Ottawa drove China out of Canada’s lithium industry, but questions linger over costs – by Naimul Karim (Financial Post – May 23, 2023)

Here’s what you need to know about the move’s impact on miners, critical minerals and even the TSX

Last November, the federal government ordered three Chinese companies to divest from three junior Canadian lithium explorers. The step was taken amidst an increasing demand for critical minerals such as lithium and copper that are expected to play a key role in the world’s shift away from fossil fuels.

The move seemed to be a part of a larger step taken by Western nations to offset China’s dominance in the critical minerals sector and divert supply chains towards friendlier countries. It’s been about half a year since Ottawa’s surprise announcement, and the three Canadian miners who were impacted have now managed to fill the gaps left by the ban on Chinese capital.

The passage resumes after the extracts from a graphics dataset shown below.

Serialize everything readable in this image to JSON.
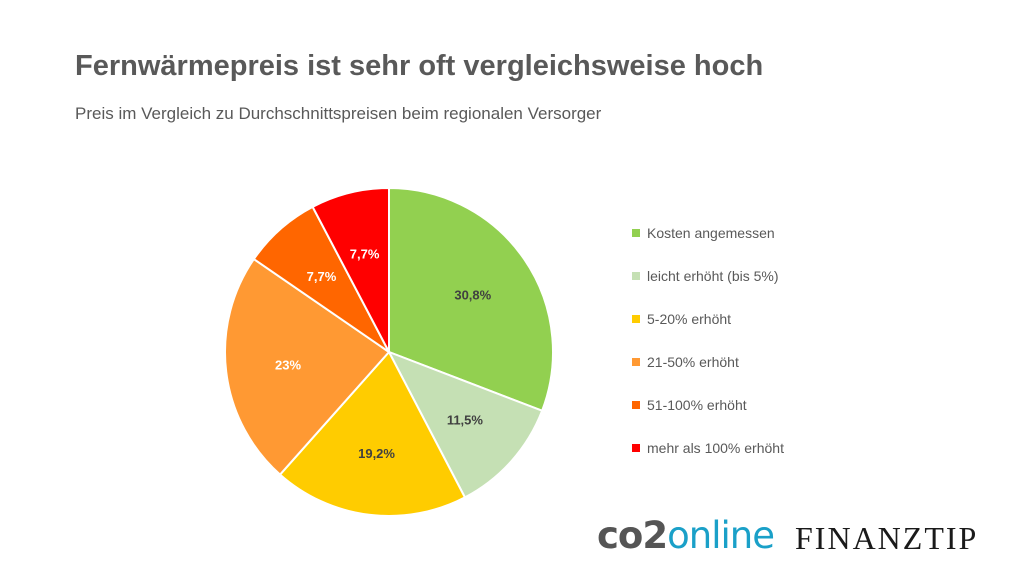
{
  "header": {
    "title": "Fernwärmepreis ist sehr oft vergleichsweise hoch",
    "subtitle": "Preis im Vergleich zu Durchschnittspreisen beim regionalen Versorger"
  },
  "chart_data": {
    "type": "pie",
    "title": "Fernwärmepreis ist sehr oft vergleichsweise hoch",
    "subtitle": "Preis im Vergleich zu Durchschnittspreisen beim regionalen Versorger",
    "legend_position": "right",
    "slices": [
      {
        "name": "Kosten angemessen",
        "value": 30.8,
        "label": "30,8%",
        "color": "#92d050"
      },
      {
        "name": "leicht erhöht (bis 5%)",
        "value": 11.5,
        "label": "11,5%",
        "color": "#c5e0b4"
      },
      {
        "name": "5-20% erhöht",
        "value": 19.2,
        "label": "19,2%",
        "color": "#ffcc00"
      },
      {
        "name": "21-50% erhöht",
        "value": 23,
        "label": "23%",
        "color": "#ff9933"
      },
      {
        "name": "51-100% erhöht",
        "value": 7.7,
        "label": "7,7%",
        "color": "#ff6600"
      },
      {
        "name": "mehr als 100% erhöht",
        "value": 7.7,
        "label": "7,7%",
        "color": "#ff0000"
      }
    ]
  },
  "logos": {
    "co2_part1": "co2",
    "co2_part2": "online",
    "finanztip": "FINANZTIP"
  }
}
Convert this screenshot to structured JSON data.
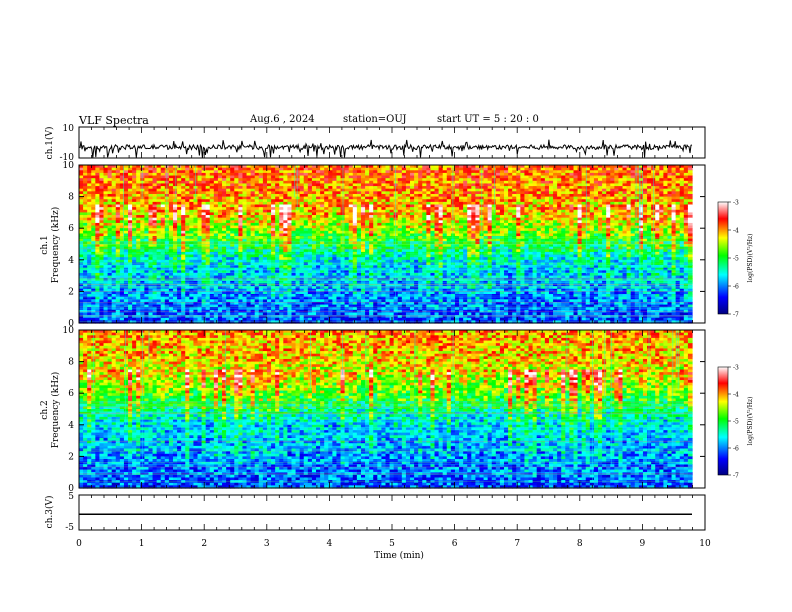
{
  "header": {
    "title": "VLF Spectra",
    "date": "Aug.6  , 2024",
    "station": "station=OUJ",
    "start_ut": "start  UT =   5 : 20 : 0"
  },
  "chart_data": [
    {
      "type": "line",
      "panel": "ch1-waveform",
      "ylabel": "ch.1(V)",
      "ylim": [
        -10,
        10
      ],
      "y_ticks": [
        "10",
        "-10"
      ],
      "xlim": [
        0,
        10
      ],
      "series_color": "#000000",
      "baseline": -3
    },
    {
      "type": "heatmap",
      "panel": "ch1-spectrogram",
      "ylabel": "ch.1\nFrequency (kHz)",
      "ylim": [
        0,
        10
      ],
      "y_ticks": [
        "0",
        "2",
        "4",
        "6",
        "8",
        "10"
      ],
      "xlim": [
        0,
        9.8
      ],
      "colorbar": {
        "label": "log(PSD)(V²/Hz)",
        "range": [
          -7,
          -3
        ],
        "ticks": [
          "-3",
          "-4",
          "-5",
          "-6",
          "-7"
        ],
        "colors": [
          "#000080",
          "#0000ff",
          "#00ffff",
          "#00ff00",
          "#ffff00",
          "#ff0000",
          "#ffffff"
        ]
      },
      "level_profile_by_khz": {
        "0": -6.2,
        "2": -6.0,
        "4": -5.7,
        "5": -5.2,
        "6": -4.7,
        "8": -4.0,
        "10": -3.8
      }
    },
    {
      "type": "heatmap",
      "panel": "ch2-spectrogram",
      "ylabel": "ch.2\nFrequency (kHz)",
      "ylim": [
        0,
        10
      ],
      "y_ticks": [
        "0",
        "2",
        "4",
        "6",
        "8",
        "10"
      ],
      "xlim": [
        0,
        9.8
      ],
      "colorbar": {
        "label": "log(PSD)(V²/Hz)",
        "range": [
          -7,
          -3
        ],
        "ticks": [
          "-3",
          "-4",
          "-5",
          "-6",
          "-7"
        ],
        "colors": [
          "#000080",
          "#0000ff",
          "#00ffff",
          "#00ff00",
          "#ffff00",
          "#ff0000",
          "#ffffff"
        ]
      },
      "level_profile_by_khz": {
        "0": -6.2,
        "2": -6.0,
        "4": -5.8,
        "5": -5.4,
        "6": -4.9,
        "8": -4.2,
        "10": -4.0
      }
    },
    {
      "type": "line",
      "panel": "ch3-waveform",
      "ylabel": "ch.3(V)",
      "ylim": [
        -5,
        5
      ],
      "y_ticks": [
        "5",
        "-5"
      ],
      "xlim": [
        0,
        10
      ],
      "x_ticks": [
        "0",
        "1",
        "2",
        "3",
        "4",
        "5",
        "6",
        "7",
        "8",
        "9",
        "10"
      ],
      "xlabel": "Time (min)",
      "constant_value": -0.5
    }
  ]
}
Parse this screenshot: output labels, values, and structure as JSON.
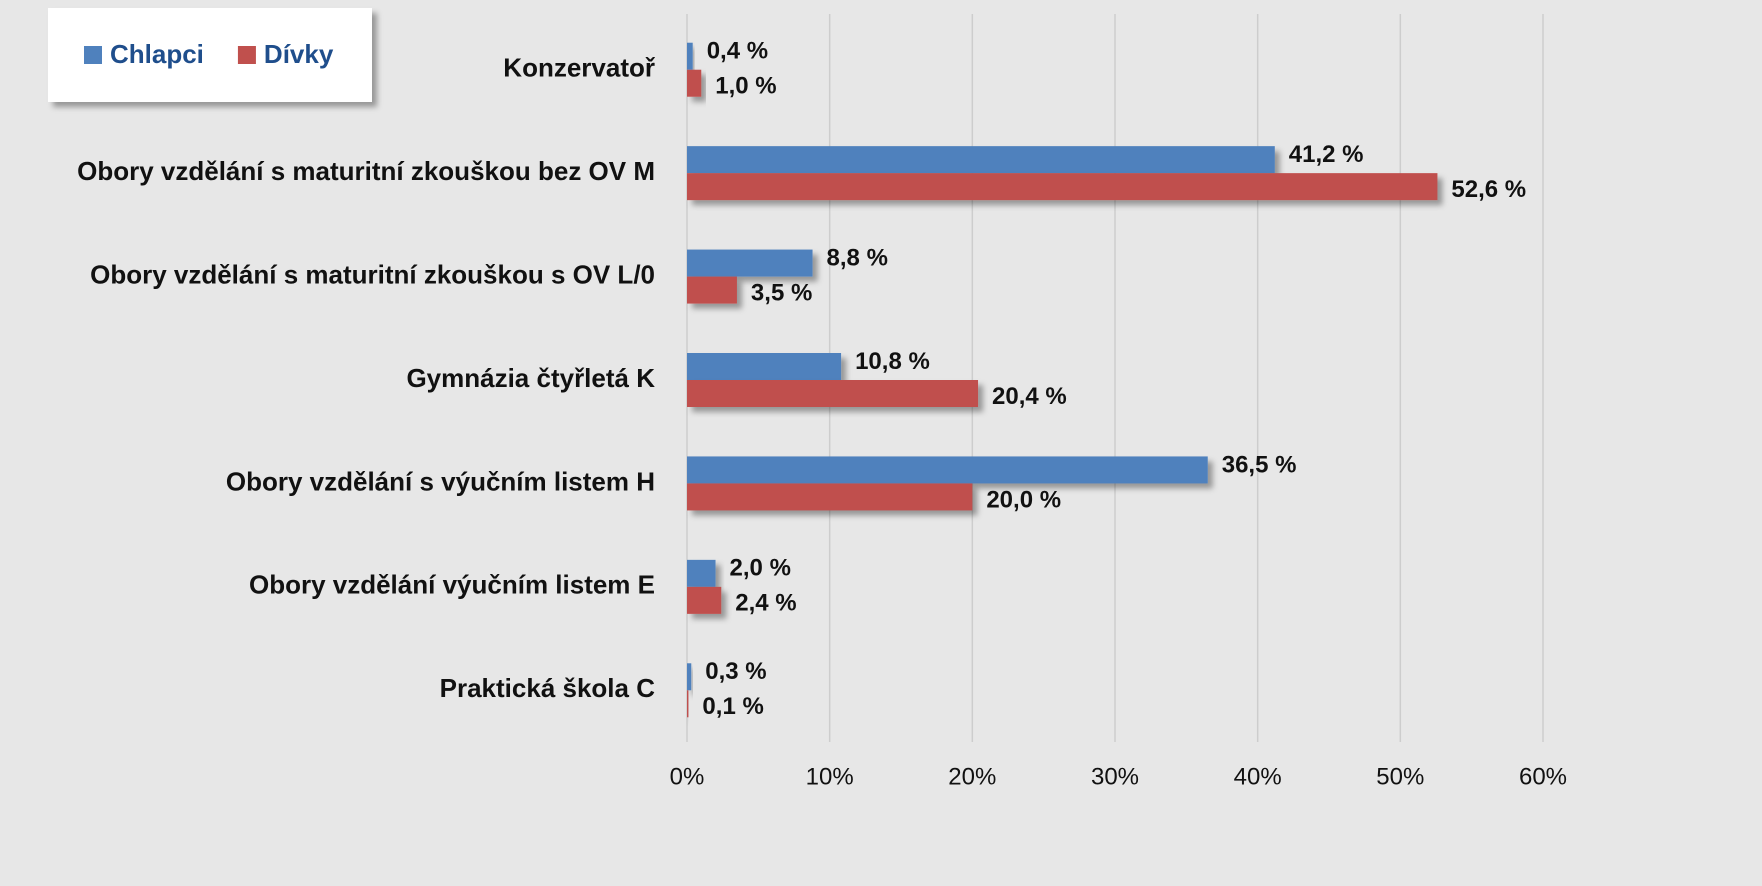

The solutions each company found shed light on how abstract notions such as “geopolitical tensions” play out in real life. Vancouver-based Power Metals Corp. replaced Sinomine Rare Metals Resources Co. with Australia’s Winsome Resources Ltd. in December; Calgary’s Lithium Chile Inc. replaced Chengze Lithium International Ltd. with Toronto’s Gator Capital Ltd. in February; and on May 17, Vancouver’s Ultra Lithium Inc. said that it was going to develop its lithium project jointly with Australia’s Power Minerals Ltd. instead of Qinghai-based Zangge Mining Co. Ltd.